Cuando os encontréis queriendo convertir a vuestros hijos, o a vuestros alumnos, o incluso a vuestros vecinos, en personas exactamente iguales a vosotros mismos, recordad que probablemente Dios jamás pretendió que fueran eso. Vosotros y ellos sois órganos diferentes, y vuestro cometido es hacer cosas diferentes. Por otro lado, cuando os sentís tentados a no dejar que los problemas de otro os afecten porque no son “asunto vuestro”, recordad que, aunque él es diferente de vosotros, forma parte del mismo organismo. Si olvidáis que pertenece al mismo organismo os convertiréis en individualistas. Si olvidáis que es un órgano distinto que vosotros, si queréis suprimir las diferencias y hacer que toda la gente sea igual, os convertiréis en totalitarios. Pero un cristiano no debe ser ni un totalitario ni un individualista.
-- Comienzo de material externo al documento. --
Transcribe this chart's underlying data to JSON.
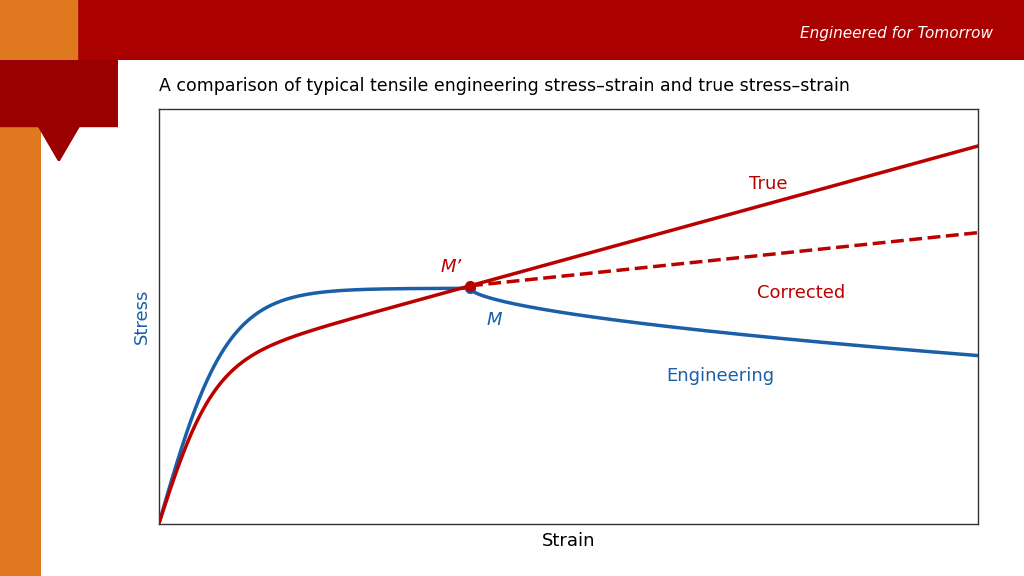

Siento un enorme deseo de deciros –y supongo que vosotros sentís un enorme deseo de decírmelo a mí– cuál de estos dos errores es el peor. Ése es el demonio intentando tentarnos. Siempre envía errores al mundo por parejas, parejas de opuestos. Y siempre nos anima a dedicar mucho tiempo a pensar cuál de los dos es peor. ¿Comprendéis, naturalmente, por qué? Confía en que el disgusto mayor que os cause uno de los dos errores os atraiga gradualmente hacia el otro. Pero no nos dejemos engañar. Tenemos que mantener los ojos fijos en la meta y pasar por en medio de los dos errores. No nos importa nada más que eso en lo que respecta a cualquiera de los dos.

C. S. Lewis, Mero Cristianismo, Ediciones Rialp, Madrid 2009, 6ª edición, pp. 195-196.